Kahvaltıdan sonra hep beraber İksir dersliğine, zindanlara gittiler. Bu sene FYBS seneleri olduğundan sınıfta her binadan birileri vardı. Onlar hemen Gryffindor'un çoğunlukta durduğu tarafa geçtiler. İçeride kendilerinden başka birkaç Gryffindor, iki Hufflepuff, altı Ravenclaw ve yedi Slytherin vardı. Slytherin grubunun içinde Draco Malfoy ve Blaise Zabini de vardı ama Hermione Pansy'yi görmedi. Oysa onun bu dersi aldığından emindi.

Kısa bir sürenin ardından Profesör Slughorn neşeli sesiyle sınıfa girdi. "Günaydın çocuklar!" diyerek kara tahtanın yanına gitti, masaya eşyalarını bıraktı.

Profesör sınıfa şöyle bir göz gezdirdi. "Miss Parkinson bugün aramızda değil, sanırım." Bunu dedikten sonra üzerinde durmayarak derse geçti. Tahtaya bir iksir tarifi yaztıktan sonra öğrencilere bunu yapmaları için tamı tamına bir saat verdi.
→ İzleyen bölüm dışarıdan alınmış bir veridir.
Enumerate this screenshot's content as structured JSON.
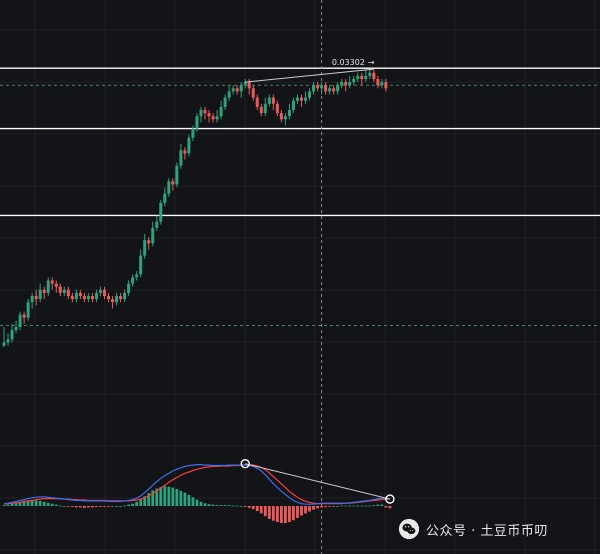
{
  "colors": {
    "background": "#131418",
    "grid": "#1f2025",
    "up": "#2ea37d",
    "down": "#ee5a5a",
    "dif_line": "#3f6df0",
    "dea_line": "#ff3b3b",
    "horizontal_line": "#ffffff",
    "dashed_level": "#3f8a6b",
    "crosshair": "#8a8b90",
    "annotation_line": "#cfcfcf"
  },
  "annotation": {
    "label": "0.03302",
    "arrow": "→"
  },
  "watermark": {
    "icon": "wechat-icon",
    "text": "公众号 · 土豆币币叨"
  },
  "chart_data": {
    "type": "candlestick",
    "y_axis": "unlabeled",
    "price_panel": {
      "price_range": [
        0,
        100
      ],
      "horizontal_lines": [
        93.5,
        74,
        46
      ],
      "dashed_levels": [
        88,
        10.5
      ],
      "crosshair_bar": 79,
      "trendline": {
        "from": {
          "bar": 60,
          "y": 89
        },
        "to": {
          "bar": 92,
          "y": 93.2
        }
      },
      "candles": [
        [
          4,
          5,
          10,
          3.5
        ],
        [
          5,
          6,
          8,
          4
        ],
        [
          6,
          9,
          11,
          5
        ],
        [
          9,
          10,
          12,
          8
        ],
        [
          10,
          14,
          15,
          9
        ],
        [
          14,
          13,
          15,
          11
        ],
        [
          13,
          18,
          19,
          12
        ],
        [
          18,
          20,
          21,
          16
        ],
        [
          20,
          19,
          22,
          17
        ],
        [
          19,
          22,
          24,
          18
        ],
        [
          22,
          21,
          23,
          19
        ],
        [
          21,
          25,
          26,
          20
        ],
        [
          25,
          24,
          26,
          22
        ],
        [
          24,
          23,
          25,
          21
        ],
        [
          23,
          21,
          24,
          20
        ],
        [
          21,
          22,
          23,
          20
        ],
        [
          22,
          20,
          23,
          19
        ],
        [
          20,
          19,
          21,
          18
        ],
        [
          19,
          21,
          22,
          18
        ],
        [
          21,
          20,
          22,
          19
        ],
        [
          20,
          19,
          21,
          18
        ],
        [
          19,
          20,
          21,
          18
        ],
        [
          20,
          19,
          21,
          18
        ],
        [
          19,
          21,
          22,
          18
        ],
        [
          21,
          22,
          23,
          20
        ],
        [
          22,
          20,
          23,
          19
        ],
        [
          20,
          19,
          21,
          18
        ],
        [
          19,
          18,
          20,
          16
        ],
        [
          18,
          20,
          21,
          17
        ],
        [
          20,
          19,
          21,
          18
        ],
        [
          19,
          21,
          22,
          18
        ],
        [
          21,
          24,
          25,
          20
        ],
        [
          24,
          26,
          27,
          23
        ],
        [
          26,
          27,
          28,
          25
        ],
        [
          27,
          33,
          35,
          26
        ],
        [
          33,
          38,
          40,
          32
        ],
        [
          38,
          37,
          39,
          35
        ],
        [
          37,
          42,
          44,
          36
        ],
        [
          42,
          44,
          46,
          41
        ],
        [
          44,
          50,
          51,
          43
        ],
        [
          50,
          53,
          55,
          49
        ],
        [
          53,
          57,
          58,
          52
        ],
        [
          57,
          56,
          58,
          54
        ],
        [
          56,
          62,
          63,
          55
        ],
        [
          62,
          67,
          69,
          61
        ],
        [
          67,
          66,
          68,
          64
        ],
        [
          66,
          71,
          72,
          65
        ],
        [
          71,
          74,
          75,
          70
        ],
        [
          74,
          78,
          79,
          73
        ],
        [
          78,
          80,
          81,
          76
        ],
        [
          80,
          79,
          81,
          77
        ],
        [
          79,
          78,
          80,
          76
        ],
        [
          78,
          77,
          79,
          76
        ],
        [
          77,
          78,
          80,
          76
        ],
        [
          78,
          81,
          83,
          77
        ],
        [
          81,
          84,
          85,
          80
        ],
        [
          84,
          86,
          88,
          83
        ],
        [
          86,
          87,
          88,
          85
        ],
        [
          87,
          86,
          88,
          85
        ],
        [
          86,
          88,
          89,
          84
        ],
        [
          88,
          89,
          90,
          87
        ],
        [
          89,
          87,
          90,
          85
        ],
        [
          87,
          84,
          88,
          83
        ],
        [
          84,
          81,
          85,
          80
        ],
        [
          81,
          79,
          82,
          78
        ],
        [
          79,
          82,
          84,
          78
        ],
        [
          82,
          84,
          85,
          81
        ],
        [
          84,
          82,
          85,
          80
        ],
        [
          82,
          79,
          83,
          78
        ],
        [
          79,
          77,
          80,
          76
        ],
        [
          77,
          78,
          79,
          75
        ],
        [
          78,
          80,
          82,
          77
        ],
        [
          80,
          83,
          84,
          79
        ],
        [
          83,
          84,
          85,
          82
        ],
        [
          84,
          83,
          85,
          81
        ],
        [
          83,
          84,
          86,
          82
        ],
        [
          84,
          86,
          87,
          83
        ],
        [
          86,
          88,
          89,
          85
        ],
        [
          88,
          87,
          89,
          86
        ],
        [
          87,
          88,
          89,
          85
        ],
        [
          88,
          86,
          89,
          85
        ],
        [
          86,
          87,
          88,
          85
        ],
        [
          87,
          86,
          88,
          85
        ],
        [
          86,
          88,
          89,
          85
        ],
        [
          88,
          89,
          90,
          87
        ],
        [
          89,
          88,
          90,
          86
        ],
        [
          88,
          89,
          91,
          87
        ],
        [
          89,
          90,
          91,
          88
        ],
        [
          90,
          91,
          92,
          89
        ],
        [
          91,
          90,
          92,
          88
        ],
        [
          90,
          91,
          93,
          89
        ],
        [
          91,
          92,
          93,
          90
        ],
        [
          92,
          90,
          93,
          89
        ],
        [
          90,
          88,
          91,
          87
        ],
        [
          88,
          89,
          90,
          87
        ],
        [
          89,
          87,
          90,
          86
        ]
      ]
    },
    "macd_panel": {
      "value_range": [
        -1,
        1
      ],
      "marker_points": [
        {
          "bar": 60,
          "y": 0.92
        },
        {
          "bar": 96,
          "y": 0.15
        }
      ],
      "dif": [
        0.05,
        0.06,
        0.08,
        0.1,
        0.12,
        0.14,
        0.16,
        0.18,
        0.19,
        0.2,
        0.2,
        0.19,
        0.18,
        0.17,
        0.16,
        0.15,
        0.14,
        0.13,
        0.12,
        0.12,
        0.11,
        0.11,
        0.11,
        0.11,
        0.11,
        0.11,
        0.1,
        0.1,
        0.1,
        0.1,
        0.11,
        0.12,
        0.14,
        0.17,
        0.22,
        0.29,
        0.37,
        0.45,
        0.53,
        0.6,
        0.66,
        0.71,
        0.76,
        0.8,
        0.83,
        0.86,
        0.88,
        0.89,
        0.9,
        0.9,
        0.89,
        0.89,
        0.88,
        0.88,
        0.88,
        0.88,
        0.89,
        0.89,
        0.89,
        0.89,
        0.89,
        0.88,
        0.86,
        0.82,
        0.76,
        0.68,
        0.58,
        0.49,
        0.4,
        0.32,
        0.25,
        0.18,
        0.12,
        0.08,
        0.05,
        0.04,
        0.04,
        0.04,
        0.05,
        0.06,
        0.06,
        0.06,
        0.06,
        0.06,
        0.06,
        0.06,
        0.07,
        0.08,
        0.09,
        0.1,
        0.11,
        0.12,
        0.14,
        0.16,
        0.17,
        0.16,
        0.15
      ],
      "dea": [
        0.04,
        0.05,
        0.06,
        0.07,
        0.08,
        0.1,
        0.11,
        0.12,
        0.14,
        0.15,
        0.16,
        0.16,
        0.16,
        0.16,
        0.16,
        0.15,
        0.15,
        0.14,
        0.14,
        0.13,
        0.13,
        0.12,
        0.12,
        0.12,
        0.12,
        0.12,
        0.11,
        0.11,
        0.11,
        0.11,
        0.11,
        0.11,
        0.12,
        0.13,
        0.15,
        0.18,
        0.22,
        0.27,
        0.33,
        0.39,
        0.45,
        0.51,
        0.57,
        0.62,
        0.67,
        0.71,
        0.74,
        0.77,
        0.8,
        0.82,
        0.84,
        0.85,
        0.86,
        0.86,
        0.87,
        0.87,
        0.87,
        0.88,
        0.88,
        0.89,
        0.9,
        0.9,
        0.89,
        0.87,
        0.84,
        0.79,
        0.72,
        0.64,
        0.56,
        0.48,
        0.4,
        0.32,
        0.25,
        0.19,
        0.14,
        0.1,
        0.08,
        0.06,
        0.05,
        0.05,
        0.05,
        0.05,
        0.05,
        0.05,
        0.05,
        0.06,
        0.06,
        0.07,
        0.08,
        0.09,
        0.1,
        0.11,
        0.12,
        0.13,
        0.14,
        0.15,
        0.15
      ],
      "histogram": [
        0.02,
        0.03,
        0.05,
        0.07,
        0.09,
        0.1,
        0.12,
        0.13,
        0.12,
        0.11,
        0.09,
        0.07,
        0.05,
        0.03,
        0.01,
        0.0,
        -0.01,
        -0.02,
        -0.03,
        -0.03,
        -0.04,
        -0.03,
        -0.03,
        -0.02,
        -0.02,
        -0.01,
        -0.01,
        0.0,
        0.0,
        0.0,
        0.01,
        0.03,
        0.05,
        0.09,
        0.14,
        0.21,
        0.28,
        0.34,
        0.38,
        0.41,
        0.43,
        0.42,
        0.4,
        0.37,
        0.33,
        0.29,
        0.24,
        0.19,
        0.14,
        0.09,
        0.06,
        0.04,
        0.03,
        0.02,
        0.02,
        0.02,
        0.02,
        0.01,
        0.01,
        0.0,
        -0.02,
        -0.04,
        -0.07,
        -0.11,
        -0.16,
        -0.22,
        -0.28,
        -0.32,
        -0.35,
        -0.37,
        -0.37,
        -0.35,
        -0.31,
        -0.26,
        -0.21,
        -0.16,
        -0.12,
        -0.08,
        -0.05,
        -0.03,
        -0.02,
        -0.01,
        0.0,
        0.0,
        0.01,
        0.01,
        0.01,
        0.01,
        0.01,
        0.01,
        0.01,
        0.01,
        0.02,
        0.03,
        0.03,
        -0.03,
        -0.05
      ]
    }
  }
}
Hermione dolaptan ihtiyacı olan malzemeleri aldıktan sonra Harry'nin yine Melez Prens'in notlarına bakmasına katlanamayacağı için onlardan uzak bir yere geçti. Tek yapması gereken talimatlara odaklanmaktı. Aptal bir prense ihtiyacı yoktu. O da harika iksirler yapabilirdi.

Tüm odağını elindeki sıvıya verip yavaşça kazanına ekliyor, diğer eliyle de usul usul karıştırıyordu.

Aklı karışmasın diye bir yandan ritimle kendine talimatları hatırlatıyordu. Eğer iksiri yanlış karıştırırsa her şey çok karmaşık bir hal alabilirdi. "İki kere saat yönü ve bir kere saat yönünün tersi..."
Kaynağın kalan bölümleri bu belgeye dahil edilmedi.